The Grammar of Being

Two score and three years ago, to discipline my young mind I enrolled to study Latin.  Nothing in my past forecast that choice; it was a decision wholly without precedent.  My father having just died, I was given the gift of education – anywhere on any topic – and Classical Languages & Literatures was the choice that I made.  

Because it was close to my childhood home, I enrolled at Northwestern University.  I studied there beside wizened and wise men of letters.  Stuart Small taught me Greek and Latin literature, while Erich Heller – a lion among the European literary cognoscenti – and I broke bread, and discussed German literature.  Erich made a comment once that is marked indelibly upon my mind, “There is a mysterious link between grammar and the mind.”

In this year 2025, at our Art Farm Academy, my son explores this link as he learns to parse sentences, grammar’s deep structure, whereby thoughts are made manifest.  This week’s topic was “The Verbs of Action and the Predicate” wherein my son thought deeply upon verbs transitive or intransitive; objects direct or of prepositions; simple versus complete predicates; adverbs and adverbial phrases.  He marked a line dividing the subject from the predicate, determined whether a verb was transitive or intransitive, identified the direct object – when applicable – and demarcated the prepositional phrase.  Intellectual heavy lifting, he stayed the course.  

In homeschooling, a student cannot hide in a classroom of 20 fidgeting students.  This is one-on-one, face-to-face, question and answer.  For a young man coming of age, who feels anxious in social settings, his Language Arts class presses buttons.  His teacher, the Magister, is firm but fair and it is probable that nothing could benefit him more.  

The mysterious link between grammar and the mind is like a yoke, focusing the mind, as it frames our thoughts.  For millennia yogis have regarded the yoke as a symbol of union, of body, mind and spirit, which is the “being” at grammar’s root, an inlet to consciousness.  

In this age when AI will override STEM, at the dawn of a post-literate society shaped by videos and memes on a screen more than words on a page, nothing could be more salient.  The power to focus the mind and to frame thoughts is the power to articulate and to question authority. 

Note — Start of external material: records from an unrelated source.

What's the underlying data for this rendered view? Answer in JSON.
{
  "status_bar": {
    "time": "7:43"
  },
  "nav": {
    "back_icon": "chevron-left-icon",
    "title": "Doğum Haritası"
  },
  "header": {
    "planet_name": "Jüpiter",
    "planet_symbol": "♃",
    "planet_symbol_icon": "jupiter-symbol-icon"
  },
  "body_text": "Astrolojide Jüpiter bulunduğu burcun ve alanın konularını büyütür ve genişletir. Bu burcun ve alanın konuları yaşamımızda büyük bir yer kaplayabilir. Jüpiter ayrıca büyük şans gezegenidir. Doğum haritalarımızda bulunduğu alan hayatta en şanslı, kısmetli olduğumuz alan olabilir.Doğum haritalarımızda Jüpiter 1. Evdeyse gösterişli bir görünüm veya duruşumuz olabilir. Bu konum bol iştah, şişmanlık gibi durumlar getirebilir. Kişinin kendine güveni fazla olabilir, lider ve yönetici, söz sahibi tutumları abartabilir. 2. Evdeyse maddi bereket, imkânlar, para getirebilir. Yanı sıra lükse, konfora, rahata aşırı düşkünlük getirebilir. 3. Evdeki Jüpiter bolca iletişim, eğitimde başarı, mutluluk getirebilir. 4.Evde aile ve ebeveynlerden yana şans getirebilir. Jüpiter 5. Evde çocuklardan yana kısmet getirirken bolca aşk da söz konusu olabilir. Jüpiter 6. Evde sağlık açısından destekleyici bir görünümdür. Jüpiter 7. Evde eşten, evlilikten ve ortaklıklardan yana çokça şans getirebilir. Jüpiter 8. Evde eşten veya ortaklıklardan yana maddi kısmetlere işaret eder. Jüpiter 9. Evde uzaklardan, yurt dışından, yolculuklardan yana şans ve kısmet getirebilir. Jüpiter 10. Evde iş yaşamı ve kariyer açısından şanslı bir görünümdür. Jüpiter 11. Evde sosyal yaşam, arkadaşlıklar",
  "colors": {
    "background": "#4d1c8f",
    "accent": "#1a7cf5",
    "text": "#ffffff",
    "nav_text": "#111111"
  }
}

Let us parse from among the greatest speeches in American history:

  • “Four score and seven years ago…” is but a phrase, not even a clause, but has a poetry that most every American can repeat from memory;
  • “We have nothing to fear, but fear itself” wherein “fear” is both verb and noun;
  • “I have a dream…” uses subject verb and object to drive the essence of simplicity, clarity and hope; 
  • “Ain’t I a Woman?” changes the syntax to verb and subject but no object, using the vernacular, for emphasis; 
  • “Give me liberty or give me death!”  is an impassioned hortative, in binary form: two independent clauses of verb, subject, object using a coordinating conjunction as fulcrum;
  • “…stay hungry, stay foolish.” repeats an imperative verb, with contrasting adjectives, using parallelism to form an inspirational slogan [delivered by Steven Jobs, 2005, to graduates of Stanford University (but which slogan he lifted from the Whole Earth Catalog)].

At this art farm, our core curriculum centers upon “the grammar of being.”  We go forward, building confidence, into the future. 

____________________________________

It is October and we glean the garden. Beans harvested, are shelled, put up for winter.


One Comment on “The Grammar of Being”

  1. bam's avatar bam says:

    his is an envious and rare education. thank you for the grammar lessons here. academy, indeed.